Although Combustabon has been available in Europe and the United Sates for years, Health Canada delayed approval of the drug in 1998 as the department investigated side effects that have been associated with the drug, including severe heart palpitations, anxiety attacks, nausea, impotence, obesity, colo-rectal cancer and sudden unexplained death.

While a departmental spokesperson conceded that there is a link between the drug and the aforementioned litany of side effects, the link is not conclusive. Therefore, the drug has been approved in the name of public interest, said Yvon Égliseur of Health Canada.

"While there is certainly evidence that there are problems with this drug, it's important people not combust spontaneously. It has a tendency to weird people out, y'know?" said Égliseur.

At 278 dollars Canadian per 16-capsule bottle, critics of Combustabon have also claimed that the drug is an overpriced placebo that preys upon the irrational fears of the paranoid and hypochondriacs.

"There has not been a documented case of spontaneous combustion in this country in the last 150 years," said Dr. Jonathon Wilmer of the Canadian Medical Association. "There is absolutely no reason for anyone to take this drug, and any medical practitioner who says otherwise is a quack or on the take."

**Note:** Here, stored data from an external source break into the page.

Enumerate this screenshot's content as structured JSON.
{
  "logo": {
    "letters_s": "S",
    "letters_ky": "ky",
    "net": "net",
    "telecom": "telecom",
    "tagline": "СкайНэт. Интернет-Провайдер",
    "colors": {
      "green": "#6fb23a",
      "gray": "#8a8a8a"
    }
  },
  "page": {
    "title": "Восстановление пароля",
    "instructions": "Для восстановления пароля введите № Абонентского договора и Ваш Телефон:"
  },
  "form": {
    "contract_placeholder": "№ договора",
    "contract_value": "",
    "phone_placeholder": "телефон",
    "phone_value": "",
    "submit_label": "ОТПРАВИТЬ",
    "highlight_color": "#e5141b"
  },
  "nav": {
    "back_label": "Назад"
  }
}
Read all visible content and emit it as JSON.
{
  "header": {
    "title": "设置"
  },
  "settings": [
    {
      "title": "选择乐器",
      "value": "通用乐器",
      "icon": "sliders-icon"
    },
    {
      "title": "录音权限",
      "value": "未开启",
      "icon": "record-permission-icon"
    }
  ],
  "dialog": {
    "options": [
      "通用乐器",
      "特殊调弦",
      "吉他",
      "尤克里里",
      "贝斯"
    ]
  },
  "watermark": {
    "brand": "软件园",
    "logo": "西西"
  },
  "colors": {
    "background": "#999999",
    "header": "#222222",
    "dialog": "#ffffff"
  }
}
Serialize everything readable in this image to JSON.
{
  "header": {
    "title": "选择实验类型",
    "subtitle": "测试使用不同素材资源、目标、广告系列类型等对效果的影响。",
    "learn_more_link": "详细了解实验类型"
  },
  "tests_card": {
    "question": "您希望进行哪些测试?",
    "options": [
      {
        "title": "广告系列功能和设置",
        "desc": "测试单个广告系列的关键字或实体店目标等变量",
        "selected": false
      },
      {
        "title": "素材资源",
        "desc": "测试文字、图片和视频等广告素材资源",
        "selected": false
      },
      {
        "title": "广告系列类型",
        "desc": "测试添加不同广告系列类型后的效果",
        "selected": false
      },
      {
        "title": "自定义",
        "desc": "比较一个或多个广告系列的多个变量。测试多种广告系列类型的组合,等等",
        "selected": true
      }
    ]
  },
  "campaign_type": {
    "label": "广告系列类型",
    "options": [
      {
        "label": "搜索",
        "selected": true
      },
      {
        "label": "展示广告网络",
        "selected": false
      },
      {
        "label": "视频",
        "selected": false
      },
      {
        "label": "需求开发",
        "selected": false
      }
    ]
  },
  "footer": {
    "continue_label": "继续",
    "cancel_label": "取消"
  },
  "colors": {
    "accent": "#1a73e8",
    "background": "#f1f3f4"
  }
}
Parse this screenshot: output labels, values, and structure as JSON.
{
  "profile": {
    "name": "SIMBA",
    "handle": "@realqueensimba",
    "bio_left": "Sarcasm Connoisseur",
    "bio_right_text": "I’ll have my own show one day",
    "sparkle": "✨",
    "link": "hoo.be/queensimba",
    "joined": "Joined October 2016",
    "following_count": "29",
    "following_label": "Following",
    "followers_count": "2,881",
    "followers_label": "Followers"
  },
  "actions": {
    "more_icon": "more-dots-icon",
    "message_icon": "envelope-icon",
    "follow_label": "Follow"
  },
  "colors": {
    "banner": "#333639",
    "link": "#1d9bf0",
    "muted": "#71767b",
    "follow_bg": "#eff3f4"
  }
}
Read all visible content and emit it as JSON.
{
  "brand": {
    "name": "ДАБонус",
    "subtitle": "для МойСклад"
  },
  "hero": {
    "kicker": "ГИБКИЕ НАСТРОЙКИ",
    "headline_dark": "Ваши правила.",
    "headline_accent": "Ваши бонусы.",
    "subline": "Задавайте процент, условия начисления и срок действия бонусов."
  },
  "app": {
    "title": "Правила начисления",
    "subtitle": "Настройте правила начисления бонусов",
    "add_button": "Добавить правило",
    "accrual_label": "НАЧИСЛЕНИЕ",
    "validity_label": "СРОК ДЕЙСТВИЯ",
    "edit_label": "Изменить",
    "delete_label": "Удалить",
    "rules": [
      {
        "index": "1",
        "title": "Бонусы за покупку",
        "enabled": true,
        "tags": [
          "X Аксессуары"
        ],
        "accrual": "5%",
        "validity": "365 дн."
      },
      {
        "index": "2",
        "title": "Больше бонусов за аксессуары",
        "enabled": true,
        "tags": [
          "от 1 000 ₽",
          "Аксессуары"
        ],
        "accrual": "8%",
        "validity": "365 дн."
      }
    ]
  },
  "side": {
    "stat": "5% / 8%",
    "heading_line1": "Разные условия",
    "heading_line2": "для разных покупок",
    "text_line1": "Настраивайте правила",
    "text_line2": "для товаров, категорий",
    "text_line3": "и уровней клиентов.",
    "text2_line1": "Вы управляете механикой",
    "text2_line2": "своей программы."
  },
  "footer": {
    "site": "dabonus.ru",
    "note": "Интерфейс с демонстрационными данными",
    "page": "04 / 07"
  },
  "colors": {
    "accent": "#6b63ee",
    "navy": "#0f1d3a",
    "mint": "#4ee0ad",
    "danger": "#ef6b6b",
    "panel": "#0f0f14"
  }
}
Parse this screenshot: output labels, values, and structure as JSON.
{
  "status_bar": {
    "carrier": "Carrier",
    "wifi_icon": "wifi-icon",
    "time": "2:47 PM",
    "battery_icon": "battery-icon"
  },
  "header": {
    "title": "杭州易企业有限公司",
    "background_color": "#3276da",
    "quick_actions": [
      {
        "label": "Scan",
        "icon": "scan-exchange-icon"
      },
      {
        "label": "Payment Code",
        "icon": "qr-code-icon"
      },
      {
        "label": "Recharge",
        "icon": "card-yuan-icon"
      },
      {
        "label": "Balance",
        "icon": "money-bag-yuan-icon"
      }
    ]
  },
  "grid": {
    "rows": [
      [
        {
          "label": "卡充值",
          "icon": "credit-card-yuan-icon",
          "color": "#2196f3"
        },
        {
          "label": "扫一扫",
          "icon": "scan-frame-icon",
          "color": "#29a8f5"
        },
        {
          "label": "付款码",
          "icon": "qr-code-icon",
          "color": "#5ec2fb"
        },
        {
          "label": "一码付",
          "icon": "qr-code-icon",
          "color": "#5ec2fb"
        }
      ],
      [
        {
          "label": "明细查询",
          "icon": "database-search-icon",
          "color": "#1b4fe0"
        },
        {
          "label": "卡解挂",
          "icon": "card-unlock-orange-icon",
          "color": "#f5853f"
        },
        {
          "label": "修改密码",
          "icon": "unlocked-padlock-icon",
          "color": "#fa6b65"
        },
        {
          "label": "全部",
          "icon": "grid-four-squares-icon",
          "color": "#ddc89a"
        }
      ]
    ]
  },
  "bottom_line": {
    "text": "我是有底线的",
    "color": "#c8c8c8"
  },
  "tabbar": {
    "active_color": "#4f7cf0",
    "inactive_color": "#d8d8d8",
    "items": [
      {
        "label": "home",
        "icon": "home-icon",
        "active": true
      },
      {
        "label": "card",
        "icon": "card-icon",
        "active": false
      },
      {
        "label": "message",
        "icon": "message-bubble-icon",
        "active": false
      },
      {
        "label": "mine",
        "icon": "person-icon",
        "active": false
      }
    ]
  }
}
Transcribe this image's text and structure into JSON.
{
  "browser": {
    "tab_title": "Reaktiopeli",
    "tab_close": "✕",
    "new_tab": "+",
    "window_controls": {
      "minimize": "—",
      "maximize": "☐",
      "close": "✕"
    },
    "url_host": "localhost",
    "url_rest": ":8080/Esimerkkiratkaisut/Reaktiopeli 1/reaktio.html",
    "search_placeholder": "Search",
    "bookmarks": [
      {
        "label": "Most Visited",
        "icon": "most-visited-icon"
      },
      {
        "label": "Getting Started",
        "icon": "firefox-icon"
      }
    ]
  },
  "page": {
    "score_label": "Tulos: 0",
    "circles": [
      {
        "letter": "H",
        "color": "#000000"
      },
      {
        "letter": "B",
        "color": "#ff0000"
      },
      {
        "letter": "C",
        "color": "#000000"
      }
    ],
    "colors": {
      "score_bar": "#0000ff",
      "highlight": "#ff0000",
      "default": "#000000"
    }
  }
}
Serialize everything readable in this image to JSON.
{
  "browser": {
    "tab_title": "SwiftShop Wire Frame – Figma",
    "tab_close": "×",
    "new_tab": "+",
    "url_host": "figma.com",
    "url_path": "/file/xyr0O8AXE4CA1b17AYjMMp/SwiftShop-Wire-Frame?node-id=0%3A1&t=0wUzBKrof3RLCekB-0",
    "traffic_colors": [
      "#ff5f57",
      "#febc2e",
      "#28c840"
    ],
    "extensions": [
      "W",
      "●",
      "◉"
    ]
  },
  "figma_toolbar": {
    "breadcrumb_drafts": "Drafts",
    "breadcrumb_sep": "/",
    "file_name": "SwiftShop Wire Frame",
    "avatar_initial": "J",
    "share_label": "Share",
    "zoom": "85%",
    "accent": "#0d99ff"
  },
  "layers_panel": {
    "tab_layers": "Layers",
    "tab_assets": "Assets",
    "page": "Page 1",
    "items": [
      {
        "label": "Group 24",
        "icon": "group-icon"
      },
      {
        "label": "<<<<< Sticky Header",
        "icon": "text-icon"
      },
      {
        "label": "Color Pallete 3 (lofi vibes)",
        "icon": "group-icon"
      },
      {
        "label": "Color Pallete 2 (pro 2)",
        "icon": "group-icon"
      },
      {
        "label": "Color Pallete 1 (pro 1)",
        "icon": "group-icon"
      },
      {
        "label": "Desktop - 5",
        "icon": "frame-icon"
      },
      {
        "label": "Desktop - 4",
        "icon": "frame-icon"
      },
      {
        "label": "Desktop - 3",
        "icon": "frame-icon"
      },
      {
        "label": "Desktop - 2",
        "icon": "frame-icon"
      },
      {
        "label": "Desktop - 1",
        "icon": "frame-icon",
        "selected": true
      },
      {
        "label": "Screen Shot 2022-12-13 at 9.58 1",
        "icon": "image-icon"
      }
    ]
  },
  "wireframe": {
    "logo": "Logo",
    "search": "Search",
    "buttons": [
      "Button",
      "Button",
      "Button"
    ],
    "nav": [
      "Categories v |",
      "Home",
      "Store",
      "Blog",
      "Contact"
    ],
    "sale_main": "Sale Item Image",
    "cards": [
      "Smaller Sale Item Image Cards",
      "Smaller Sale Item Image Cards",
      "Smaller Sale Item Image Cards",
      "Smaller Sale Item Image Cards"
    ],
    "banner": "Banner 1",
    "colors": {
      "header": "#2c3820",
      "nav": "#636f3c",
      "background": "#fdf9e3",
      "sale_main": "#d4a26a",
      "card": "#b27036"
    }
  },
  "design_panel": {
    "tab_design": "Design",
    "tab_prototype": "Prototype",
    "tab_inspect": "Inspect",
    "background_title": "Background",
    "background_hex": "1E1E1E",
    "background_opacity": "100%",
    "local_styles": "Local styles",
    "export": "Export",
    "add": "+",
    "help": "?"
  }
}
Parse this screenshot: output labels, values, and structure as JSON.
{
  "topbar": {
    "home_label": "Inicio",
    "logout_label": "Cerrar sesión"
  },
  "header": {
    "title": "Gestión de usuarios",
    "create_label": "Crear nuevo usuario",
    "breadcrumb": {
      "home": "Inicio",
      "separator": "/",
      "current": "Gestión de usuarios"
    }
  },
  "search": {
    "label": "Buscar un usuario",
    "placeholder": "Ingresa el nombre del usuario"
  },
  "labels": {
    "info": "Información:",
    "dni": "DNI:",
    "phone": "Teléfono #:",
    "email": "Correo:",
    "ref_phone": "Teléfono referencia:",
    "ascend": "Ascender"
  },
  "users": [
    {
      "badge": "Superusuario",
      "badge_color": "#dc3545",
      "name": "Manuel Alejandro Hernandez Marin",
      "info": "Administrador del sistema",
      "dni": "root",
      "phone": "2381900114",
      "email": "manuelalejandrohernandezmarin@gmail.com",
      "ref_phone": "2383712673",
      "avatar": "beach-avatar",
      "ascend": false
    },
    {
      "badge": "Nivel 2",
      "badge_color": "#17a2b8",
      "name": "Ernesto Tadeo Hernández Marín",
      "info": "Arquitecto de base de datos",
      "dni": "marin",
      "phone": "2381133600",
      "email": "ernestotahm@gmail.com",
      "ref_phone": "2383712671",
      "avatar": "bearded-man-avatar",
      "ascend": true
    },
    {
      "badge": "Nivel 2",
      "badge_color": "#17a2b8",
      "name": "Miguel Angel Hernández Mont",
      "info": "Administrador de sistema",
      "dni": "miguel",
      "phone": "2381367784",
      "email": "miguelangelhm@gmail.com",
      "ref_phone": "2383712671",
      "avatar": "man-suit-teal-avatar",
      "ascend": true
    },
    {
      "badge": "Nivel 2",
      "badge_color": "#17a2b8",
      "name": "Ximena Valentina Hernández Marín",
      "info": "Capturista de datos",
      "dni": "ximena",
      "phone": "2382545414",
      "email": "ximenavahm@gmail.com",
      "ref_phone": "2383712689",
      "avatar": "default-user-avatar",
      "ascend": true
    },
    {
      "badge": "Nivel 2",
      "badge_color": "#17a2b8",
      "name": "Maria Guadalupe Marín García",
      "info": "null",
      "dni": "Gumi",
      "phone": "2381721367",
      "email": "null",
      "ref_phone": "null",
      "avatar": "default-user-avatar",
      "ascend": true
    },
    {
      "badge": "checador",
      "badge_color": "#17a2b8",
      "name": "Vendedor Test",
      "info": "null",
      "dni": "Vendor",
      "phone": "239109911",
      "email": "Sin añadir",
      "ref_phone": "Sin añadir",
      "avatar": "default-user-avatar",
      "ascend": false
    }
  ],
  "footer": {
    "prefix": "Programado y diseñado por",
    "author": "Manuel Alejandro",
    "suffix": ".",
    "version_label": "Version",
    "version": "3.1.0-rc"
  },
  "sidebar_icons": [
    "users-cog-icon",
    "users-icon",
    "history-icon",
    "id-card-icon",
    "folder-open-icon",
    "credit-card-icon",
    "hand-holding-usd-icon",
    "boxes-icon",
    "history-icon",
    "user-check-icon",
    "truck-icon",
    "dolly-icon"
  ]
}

From Flemco's Headquarters in Antwerp, Loïc Flambeau, the company's Director of Marketing, responded to Dr. Wilmer's criticisms by stressing that the drug is effective. "Well yes, I mean….there are people who have not taken the drug who have not spontaneously combusted, but the question really is, are you willing to take that risk?

"Combustabon's record speaks for itself. Not one person who has taken this drug has ever spontaneously combusted," proclaimed Flambeau.

However, Flambeau refused to respond to further allegations from the Canadian Medical Association that the real purpose of the drug is to get people sick so that they have to take additional Flemco drugs that are even more expensive than Combustabon. "No, no…..no more interview….that is……how do you say?…….slander. Tell me who said that."

Betty Mullen of the Canadian Organization of Aged People (C.O.A.P.) expressed her group's support for Combustabon's arrival in Canada, saying that one life lost to spontaneous combustion is one too many.

"It's about time we had the freedom to choose," said Mullen, before leaving to get her prescription of Flemco's 'Plague Away' re-filled.